I conducted a computer-based assessment of different methods of fitting a particular type of model used in the palaeo sciences. I had a large-ish training set and so I randomly (stratified random sampling) set aside a test set. I fitted $m$ different methods to the training set samples and using the $m$ resulting models I predicted the response for the test set samples and computed a RMSEP over the samples in the test set. This is a single run.

I then repeated this process a large number of times, each time I chose a different training set by randomly sampling a new test set.

Having done this I want to investigate if any of the $m$ methods has better or worse RMSEP performance. I also would like to do multiple comparisons of the pair-wise methods.

My approach has been to fit a linear mixed effects (LME) model, with a single random effect for Run. I used lmer() from the lme4 package to fit my model and functions from the multcomp package to perform the multiple comparisons. My model was essentially

lmer(RMSEP ~ method + (1 | Run), data = FOO)


where method is a factor indicating which method was used to generate the model predictions for the test set and Run is an indicator for each particular Run of my “experiment”.

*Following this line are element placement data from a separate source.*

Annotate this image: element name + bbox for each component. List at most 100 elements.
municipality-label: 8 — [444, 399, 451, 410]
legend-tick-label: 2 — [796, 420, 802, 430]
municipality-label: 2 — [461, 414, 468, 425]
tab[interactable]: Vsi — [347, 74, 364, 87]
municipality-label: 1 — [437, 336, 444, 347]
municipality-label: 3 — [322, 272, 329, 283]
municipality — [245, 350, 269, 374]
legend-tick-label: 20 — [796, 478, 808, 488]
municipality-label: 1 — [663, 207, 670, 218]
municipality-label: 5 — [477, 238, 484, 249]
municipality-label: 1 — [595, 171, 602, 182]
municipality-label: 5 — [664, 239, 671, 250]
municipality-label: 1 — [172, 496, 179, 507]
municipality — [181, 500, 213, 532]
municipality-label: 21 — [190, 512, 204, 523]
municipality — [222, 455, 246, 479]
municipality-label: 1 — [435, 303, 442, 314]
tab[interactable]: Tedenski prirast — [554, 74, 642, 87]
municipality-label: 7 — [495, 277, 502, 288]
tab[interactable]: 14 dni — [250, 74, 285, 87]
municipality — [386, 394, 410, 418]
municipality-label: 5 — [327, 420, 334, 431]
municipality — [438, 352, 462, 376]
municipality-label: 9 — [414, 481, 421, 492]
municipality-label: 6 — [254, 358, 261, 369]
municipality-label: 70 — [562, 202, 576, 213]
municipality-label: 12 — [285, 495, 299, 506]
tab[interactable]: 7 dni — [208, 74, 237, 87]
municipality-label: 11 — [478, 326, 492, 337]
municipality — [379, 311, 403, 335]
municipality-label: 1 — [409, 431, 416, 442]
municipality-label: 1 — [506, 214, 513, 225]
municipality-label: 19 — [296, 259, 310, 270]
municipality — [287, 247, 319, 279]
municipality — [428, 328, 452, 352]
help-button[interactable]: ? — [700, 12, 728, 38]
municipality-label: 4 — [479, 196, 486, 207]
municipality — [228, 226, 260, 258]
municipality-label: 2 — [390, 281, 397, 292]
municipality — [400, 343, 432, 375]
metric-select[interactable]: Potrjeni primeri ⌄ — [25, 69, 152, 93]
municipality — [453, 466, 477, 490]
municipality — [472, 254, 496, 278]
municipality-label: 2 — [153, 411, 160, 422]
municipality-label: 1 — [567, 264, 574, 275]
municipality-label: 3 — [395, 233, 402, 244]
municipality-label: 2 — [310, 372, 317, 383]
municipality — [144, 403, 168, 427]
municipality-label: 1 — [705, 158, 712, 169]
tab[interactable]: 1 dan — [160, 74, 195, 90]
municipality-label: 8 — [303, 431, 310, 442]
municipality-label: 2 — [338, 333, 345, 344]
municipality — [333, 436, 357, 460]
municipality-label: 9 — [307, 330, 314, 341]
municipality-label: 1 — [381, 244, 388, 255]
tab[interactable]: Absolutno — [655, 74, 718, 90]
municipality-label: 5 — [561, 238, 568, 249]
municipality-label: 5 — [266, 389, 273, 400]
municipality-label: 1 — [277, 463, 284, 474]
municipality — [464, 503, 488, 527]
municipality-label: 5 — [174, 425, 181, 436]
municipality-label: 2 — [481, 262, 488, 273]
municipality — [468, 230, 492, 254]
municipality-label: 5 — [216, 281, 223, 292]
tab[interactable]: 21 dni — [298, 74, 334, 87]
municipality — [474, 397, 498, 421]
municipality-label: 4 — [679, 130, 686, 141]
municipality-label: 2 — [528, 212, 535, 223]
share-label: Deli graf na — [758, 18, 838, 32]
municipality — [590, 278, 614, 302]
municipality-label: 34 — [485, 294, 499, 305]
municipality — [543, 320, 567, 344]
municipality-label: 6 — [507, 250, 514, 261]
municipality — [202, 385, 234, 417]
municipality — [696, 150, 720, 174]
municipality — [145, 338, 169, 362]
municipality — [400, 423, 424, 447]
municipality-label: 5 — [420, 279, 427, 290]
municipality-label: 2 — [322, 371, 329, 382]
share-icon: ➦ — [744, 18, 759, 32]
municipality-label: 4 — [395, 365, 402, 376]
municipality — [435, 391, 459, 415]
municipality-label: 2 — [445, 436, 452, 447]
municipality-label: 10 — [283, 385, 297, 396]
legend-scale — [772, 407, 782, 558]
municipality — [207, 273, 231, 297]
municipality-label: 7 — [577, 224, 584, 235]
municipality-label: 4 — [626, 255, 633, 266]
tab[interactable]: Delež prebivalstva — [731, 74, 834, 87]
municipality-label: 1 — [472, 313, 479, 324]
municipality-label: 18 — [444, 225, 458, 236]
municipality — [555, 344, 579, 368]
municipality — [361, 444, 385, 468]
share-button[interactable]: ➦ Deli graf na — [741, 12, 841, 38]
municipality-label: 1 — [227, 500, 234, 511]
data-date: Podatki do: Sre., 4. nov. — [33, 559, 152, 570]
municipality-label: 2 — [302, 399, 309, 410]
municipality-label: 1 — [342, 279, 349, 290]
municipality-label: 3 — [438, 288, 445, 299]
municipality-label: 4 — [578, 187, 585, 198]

My question is in regard to the residuals of the LME. Given the single random effect for Run I am assuming that the RMSEP values for that run are correlated to some degree but are uncorrelated between runs, on the basis of the induced correlation the random effect affords.

Is this assumption of independence between runs valid? If not is there a way to account for this in the LME model or should I be looking to employ another type of statical analysis to answer my question?